As the demand for high performance integrated circuit devices continues to increase, designers have reduced circuit geometries in order to obtain improved performance. As the gate lengths of MOS transistors shrink to sub-half-micron dimensions, the switching speed of the transistors increases dramatically. To take full advantage of the increased speed of the transistors, electrical interconnect structures having high electrical conductivity must also be provided. The performance of advanced integrated circuit devices is often limited by the electrical conductivity of metal interconnects, which electrically couple the various device components of an integrated circuit.
In the past, aluminum, and its alloys, have been widely used for metal interconnect structures. However, as device geometries continue to be reduced, the number of devices which must be electrically interconnected has increased. The increased number of electrical interconnections required for advanced integrated circuit designs necessitates the formation of extremely narrow interconnect leads. The utilization of aluminum and its alloys for high density interconnect formation is limited by the tendency of aluminum to undergo thermally induced voiding and electromigration. An additional problem associated with aluminum metallurgy is the relatively higher electrical resistance of aluminum alloys as compared to other electrically conductive metals.
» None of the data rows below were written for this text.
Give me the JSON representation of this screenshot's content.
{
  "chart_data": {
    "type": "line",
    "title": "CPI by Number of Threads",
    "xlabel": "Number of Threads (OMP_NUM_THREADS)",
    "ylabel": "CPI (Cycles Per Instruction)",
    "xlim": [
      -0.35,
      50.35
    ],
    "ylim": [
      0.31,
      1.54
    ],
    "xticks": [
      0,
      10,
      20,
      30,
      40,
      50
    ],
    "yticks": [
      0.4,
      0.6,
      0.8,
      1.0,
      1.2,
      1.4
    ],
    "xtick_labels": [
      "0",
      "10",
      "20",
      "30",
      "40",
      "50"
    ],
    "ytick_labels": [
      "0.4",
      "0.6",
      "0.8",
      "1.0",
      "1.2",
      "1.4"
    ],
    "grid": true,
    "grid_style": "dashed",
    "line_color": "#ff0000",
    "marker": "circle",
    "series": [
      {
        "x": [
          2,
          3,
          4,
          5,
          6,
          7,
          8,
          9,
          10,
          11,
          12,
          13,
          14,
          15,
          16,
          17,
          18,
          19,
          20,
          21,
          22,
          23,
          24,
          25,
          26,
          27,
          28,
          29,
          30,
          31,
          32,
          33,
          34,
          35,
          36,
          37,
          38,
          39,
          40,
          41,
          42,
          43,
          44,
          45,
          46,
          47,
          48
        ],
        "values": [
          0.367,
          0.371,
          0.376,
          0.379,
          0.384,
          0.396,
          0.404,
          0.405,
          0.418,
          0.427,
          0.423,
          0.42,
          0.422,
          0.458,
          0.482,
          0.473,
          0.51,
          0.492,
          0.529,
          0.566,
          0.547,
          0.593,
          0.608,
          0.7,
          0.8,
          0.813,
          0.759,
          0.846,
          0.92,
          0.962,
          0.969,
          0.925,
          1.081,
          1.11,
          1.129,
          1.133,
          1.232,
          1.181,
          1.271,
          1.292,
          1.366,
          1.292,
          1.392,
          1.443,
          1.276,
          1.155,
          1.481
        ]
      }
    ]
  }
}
To overcome the limitations associated with the use of aluminum for electrical interconnects, other metals, such as copper, gold, and silver have been proposed as a substitute for aluminum and its alloys. Copper offers a desirable alternative to aluminum, because of its low resistivity and resistance to electromigration. However, copper diffuses readily in materials commonly used in integrated circuit fabrication, such as silicon and silicon dioxide. Additionally, copper does not adhere well to many other metals nor to insulators such as silicon dioxide and silicon nitride. The aforementioned characteristics of copper prevent the relatively straight forward formation of copper leads in a manner analogous to that used in the formation of aluminum interconnects. Therefore, the implementation of copper for the formation of electrical interconnects requires that special processes and materials be provided to overcome the problems of diffusion and adhesion associated with the use of copper.